Simran: A Body Worthy of Belonging

Prior to YTT, I have never worn just a sports bra outside of a bathroom or my bedroom. I have issues with how my midsection looks. I feel big and bloated and disproportionate and definitely not yogi-like.


Then again, what does it mean to be yogi-like? What does it mean to have a body worthy of belonging to the yoga community? Slender and svelte? Slim? Flexible? No love handles? I guess I had conjured up my own definition for it, and it definitely wasn’t what I thought my body was like.


Every weekend, my YTT mates would remove their tops to do their asanas in their leggings and their sports bras and I would always secretly marvel at their confidence to do so. I clung to my tshirts like they were my lifeline, despite the heat and the perspiration and the fact that my tshirts’ neck-openings would fall open and attempt to suffocate me every time I was in the downward dog pose.

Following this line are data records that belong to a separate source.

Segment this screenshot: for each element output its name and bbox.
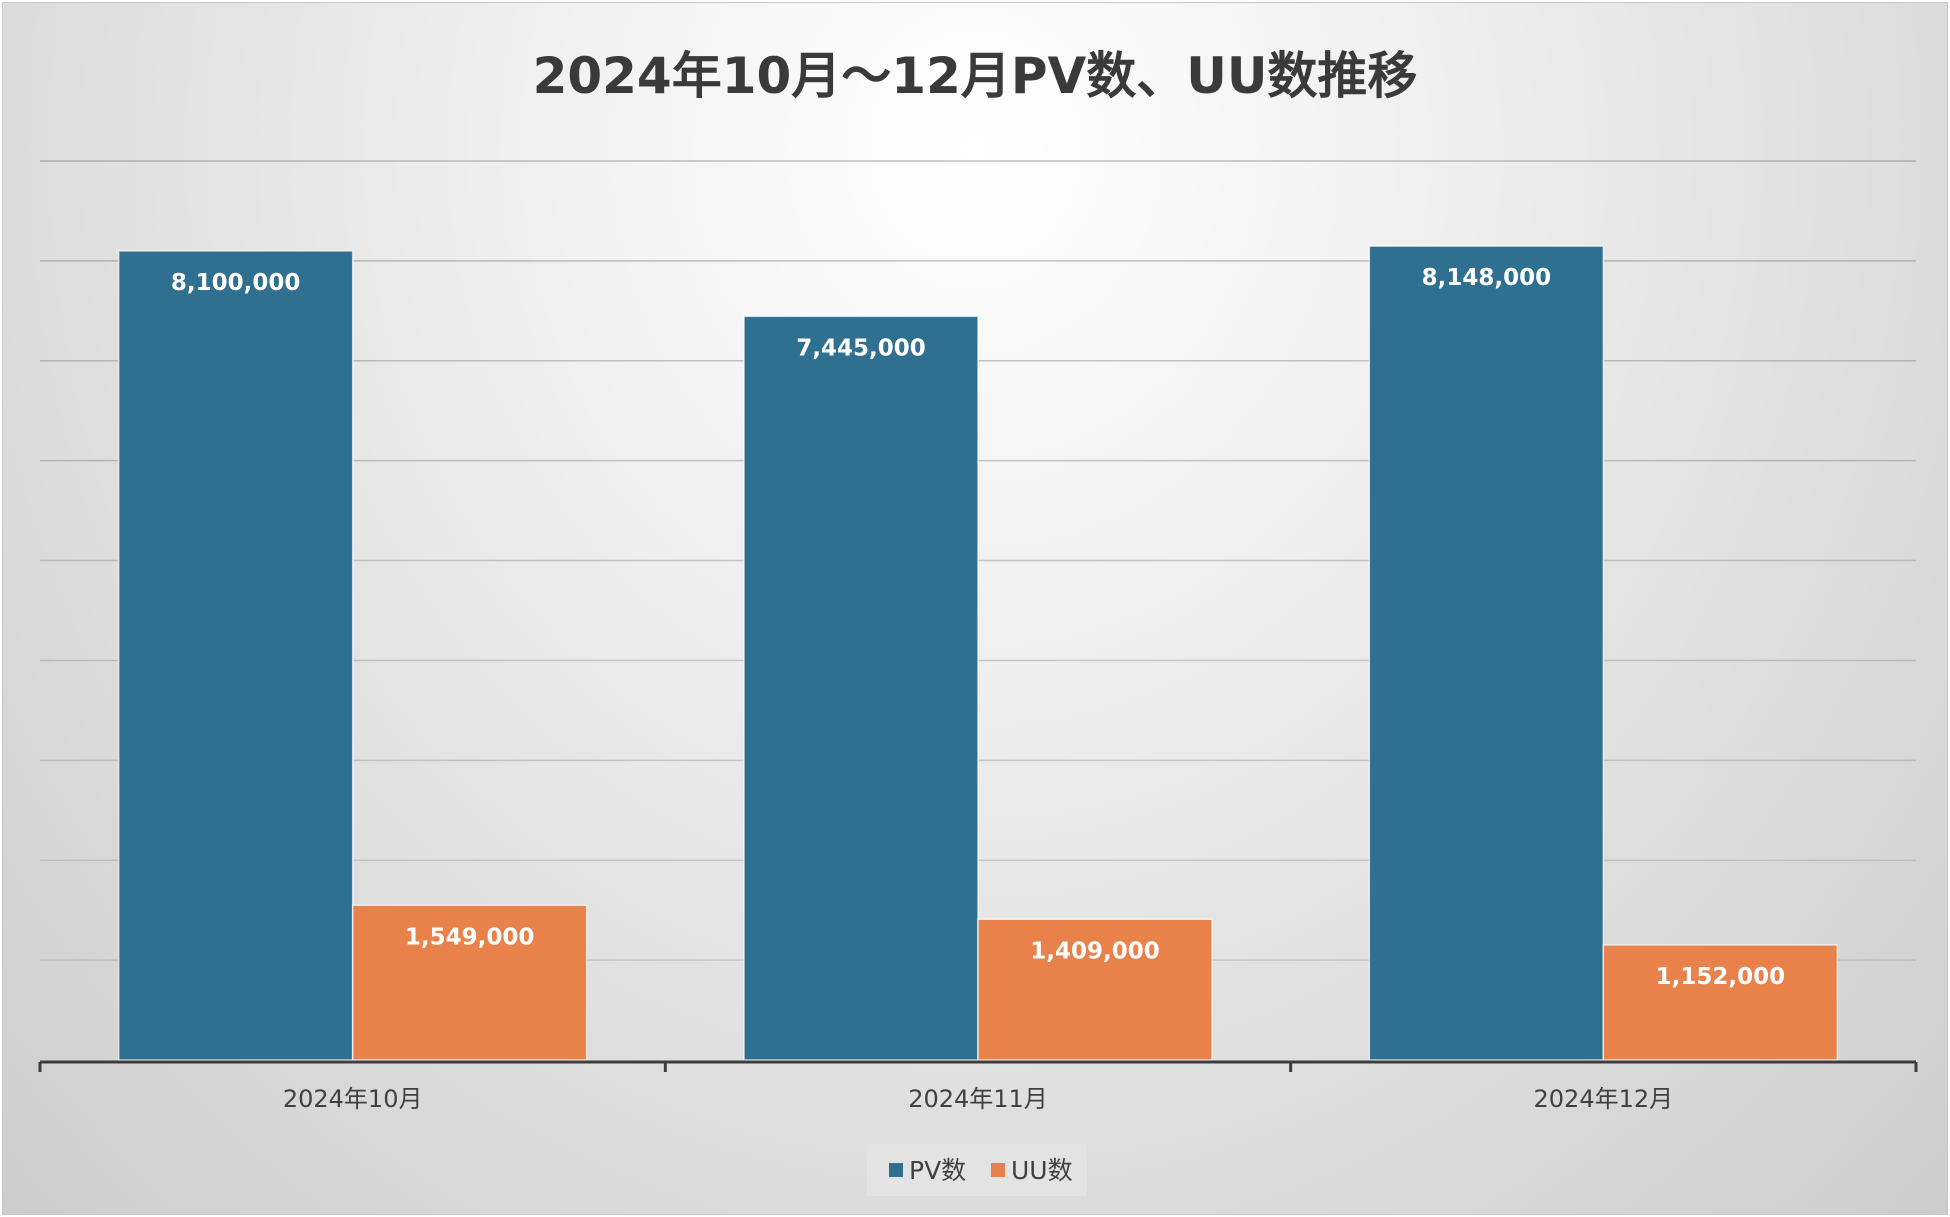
x-axis: 2024年10月 2024年11月 2024年12月	[38, 1060, 1918, 1113]
legend-box	[867, 1144, 1087, 1196]
bar-uu-2	[977, 918, 1213, 1061]
bar-uu-1	[351, 904, 588, 1061]
bar-pv-1	[117, 250, 354, 1061]
legend-swatch-uu	[991, 1163, 1005, 1177]
x-tick-label-1: 2024年10月	[283, 1085, 423, 1113]
bar-pv-3	[1368, 245, 1605, 1061]
data-label-pv-3: 8,148,000	[1422, 265, 1552, 291]
data-label-pv-1: 8,100,000	[171, 270, 301, 296]
legend: PV数 UU数	[867, 1144, 1087, 1196]
bars	[117, 245, 1839, 1061]
bar-chart: 2024年10月～12月PV数、UU数推移 8,100,000 1,549,000…	[38, 47, 1918, 1196]
bar-uu-3	[1602, 944, 1839, 1061]
legend-label-pv: PV数	[909, 1156, 966, 1185]
data-labels: 8,100,000 1,549,000 7,445,000 1,409,000 8,14…	[171, 265, 1785, 990]
x-tick-label-3: 2024年12月	[1534, 1085, 1674, 1113]
x-tick-label-2: 2024年11月	[908, 1085, 1048, 1113]
chart-title: 2024年10月～12月PV数、UU数推移	[533, 47, 1418, 105]
data-label-pv-2: 7,445,000	[796, 335, 926, 361]
data-label-uu-2: 1,409,000	[1030, 938, 1160, 964]
data-label-uu-3: 1,152,000	[1656, 964, 1786, 990]
data-label-uu-1: 1,549,000	[405, 924, 535, 950]
legend-swatch-pv	[889, 1163, 903, 1177]
bar-pv-2	[743, 315, 979, 1061]
legend-label-uu: UU数	[1011, 1156, 1073, 1185]
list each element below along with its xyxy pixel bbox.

On a particular day, we were taking individual photos of ourselves while doing poses. I had taken 2 photos with my tshirt on but I began wondering what it would be like to take one in just my sports bra and my leggings (especially given that I was wearing a chilli red sports bra and it made me feel like fiyaaah). I turned to my YTT mate, Nia, and asked her if I should remove my tshirt. She said ‘why don’t you want to do it?’ and I told her that I didn’t feel good about my tummy area. And she said ‘if you just wear your sports bra, you’ll be able to represent other women who have bodies like yours’.


It got me thinking that one of the reasons I have issues with my body is because I don’t see many people with such a body in the yogasphere and that maybe, just maybe, if I had seen people that looked like me then I would feel better. Perhaps?


Well, I’m glad Nia said that to me because I decided to remove my shirt (and my YTT mates whooped and cheered, which both embarrassed and emboldened me *insert finger heart*) because this time I felt like I had a worthy reason – to make just 1 other person with a body like mine to see that it’s okay. We don’t have to cover ourselves up due to our insecurities.


I’m still insecure, but I feel myself being less constrained by it. Now, if I’m really feeling hot and sweaty, I’ll just remove my shirt. Let the world see my bumps and rolls. If yoga can accept them, I can too.